言葉がたくさん出てくるようになった2歳児クラスでは、大人も顔負けの面白いやり取りはもちろんですが、「貸してほしい」「まだ使いたい!」などトラブルも見られます。
ある日、絵本ゾーンでAくんが読んでいた絵本を一緒に見ていたBくん。絵本に載っている新幹線の絵を2人で指差しているうちに、いつの間にか絵本がBくんの手元にある事にAくんが気付き、「Aくんが使ってたよ。返して!」とBくんから絵本を取り替えそうとしました。
絵本が欲しくなったBくんも負けじと「Bくんも読みたいの!」と絵本を手放そうとせず、2人で絵本の取り合いに…。

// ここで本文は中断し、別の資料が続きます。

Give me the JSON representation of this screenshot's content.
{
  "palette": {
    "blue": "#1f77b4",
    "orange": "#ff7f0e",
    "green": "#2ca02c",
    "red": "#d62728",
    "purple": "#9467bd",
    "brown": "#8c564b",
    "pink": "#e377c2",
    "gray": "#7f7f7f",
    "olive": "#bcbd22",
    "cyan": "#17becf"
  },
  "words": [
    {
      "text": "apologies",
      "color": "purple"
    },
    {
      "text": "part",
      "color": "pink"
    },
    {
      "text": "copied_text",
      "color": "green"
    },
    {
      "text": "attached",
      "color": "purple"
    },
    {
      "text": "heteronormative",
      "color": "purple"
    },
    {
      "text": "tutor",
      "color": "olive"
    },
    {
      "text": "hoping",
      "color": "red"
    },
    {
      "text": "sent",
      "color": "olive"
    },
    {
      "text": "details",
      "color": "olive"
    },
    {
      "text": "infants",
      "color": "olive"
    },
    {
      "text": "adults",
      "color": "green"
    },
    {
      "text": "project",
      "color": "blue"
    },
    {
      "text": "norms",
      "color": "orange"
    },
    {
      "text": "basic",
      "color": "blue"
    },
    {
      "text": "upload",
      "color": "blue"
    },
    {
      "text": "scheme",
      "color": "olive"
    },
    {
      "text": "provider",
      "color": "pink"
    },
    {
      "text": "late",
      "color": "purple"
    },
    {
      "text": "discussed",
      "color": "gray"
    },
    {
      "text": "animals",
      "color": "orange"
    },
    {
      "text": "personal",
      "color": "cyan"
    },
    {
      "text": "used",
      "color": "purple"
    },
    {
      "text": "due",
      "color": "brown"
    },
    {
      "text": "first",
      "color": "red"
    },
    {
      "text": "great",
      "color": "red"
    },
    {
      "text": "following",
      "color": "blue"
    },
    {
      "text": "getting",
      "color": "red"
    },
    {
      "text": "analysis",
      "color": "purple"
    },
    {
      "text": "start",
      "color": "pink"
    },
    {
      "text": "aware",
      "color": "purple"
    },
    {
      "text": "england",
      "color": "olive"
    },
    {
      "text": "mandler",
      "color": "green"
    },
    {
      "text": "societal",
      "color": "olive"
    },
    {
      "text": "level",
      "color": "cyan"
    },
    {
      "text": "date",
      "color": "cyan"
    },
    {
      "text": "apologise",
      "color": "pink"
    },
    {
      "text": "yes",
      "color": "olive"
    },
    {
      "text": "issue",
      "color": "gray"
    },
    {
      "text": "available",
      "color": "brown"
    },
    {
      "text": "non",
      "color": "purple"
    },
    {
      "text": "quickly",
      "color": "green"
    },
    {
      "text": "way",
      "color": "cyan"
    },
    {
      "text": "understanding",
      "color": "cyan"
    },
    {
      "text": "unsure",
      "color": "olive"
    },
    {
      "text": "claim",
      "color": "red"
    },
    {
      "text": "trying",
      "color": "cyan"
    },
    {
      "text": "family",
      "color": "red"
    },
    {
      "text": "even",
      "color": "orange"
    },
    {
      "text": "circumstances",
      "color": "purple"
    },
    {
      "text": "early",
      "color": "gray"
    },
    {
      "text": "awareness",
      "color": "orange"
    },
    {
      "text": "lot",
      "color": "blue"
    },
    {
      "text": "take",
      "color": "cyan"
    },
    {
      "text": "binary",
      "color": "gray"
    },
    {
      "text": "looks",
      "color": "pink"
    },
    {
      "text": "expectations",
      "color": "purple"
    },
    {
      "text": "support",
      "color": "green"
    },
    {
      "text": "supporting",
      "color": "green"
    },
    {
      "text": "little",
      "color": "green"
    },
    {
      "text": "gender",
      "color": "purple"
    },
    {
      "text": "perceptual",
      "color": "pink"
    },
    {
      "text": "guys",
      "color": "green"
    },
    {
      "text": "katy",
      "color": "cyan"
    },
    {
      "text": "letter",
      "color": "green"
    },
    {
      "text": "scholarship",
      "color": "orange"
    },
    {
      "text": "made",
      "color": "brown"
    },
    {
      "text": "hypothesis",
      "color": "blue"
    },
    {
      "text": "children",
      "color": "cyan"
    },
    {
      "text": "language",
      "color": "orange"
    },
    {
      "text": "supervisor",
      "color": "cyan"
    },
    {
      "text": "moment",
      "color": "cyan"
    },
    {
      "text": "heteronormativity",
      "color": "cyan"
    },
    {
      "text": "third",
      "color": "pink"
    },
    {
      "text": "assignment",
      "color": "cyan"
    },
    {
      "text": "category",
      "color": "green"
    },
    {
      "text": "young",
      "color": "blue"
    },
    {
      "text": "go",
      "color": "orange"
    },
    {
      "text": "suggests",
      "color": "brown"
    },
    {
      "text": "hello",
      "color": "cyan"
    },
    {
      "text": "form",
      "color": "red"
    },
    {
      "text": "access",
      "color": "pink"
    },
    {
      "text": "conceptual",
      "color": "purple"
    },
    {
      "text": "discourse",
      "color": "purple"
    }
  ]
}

そんな様子を、別の場所で最初からずっと見ていたCくん。AくんとBくんの絵本の取り合いが始まると、ゆっくり絵本ゾーンに歩いてきました。
どうするのかな、と思いしばらく見ていると、Cくんは絵本をすっと取って「Aくんが使ってたね」と言いながらAくんに渡しました。
そして、泣いているAくんに「やだったよね」と言ったあと、Bくんの方を向いて、「あの絵本はAくんが読んでたんだよ。Bくんはこっちの新幹線で遊ぼうよ」と言って、自分が手に持っていたブロックで作った新幹線をBくんに渡しました。
Bくんは泣き止み、Cくんと一緒にブロックゾーンへ行き、Cくんがくれたブロックの新幹線で笑顔で遊び始めました。
お友だち同士のトラブルがあると、「どうしたの?」「泣いてるね」と保育士に尋ねてくる子は多いのですが、このように自らお友だち同士のトラブルに向かい合って、声を掛けたりする姿は初めて見たので、素直に驚いてしまいました。
使っていたAくんの気持ち、欲しかったBくんの気持ち、どちらにも寄り添いながら優しさのある声掛けをしたCくんの姿に大きな成長を感じました。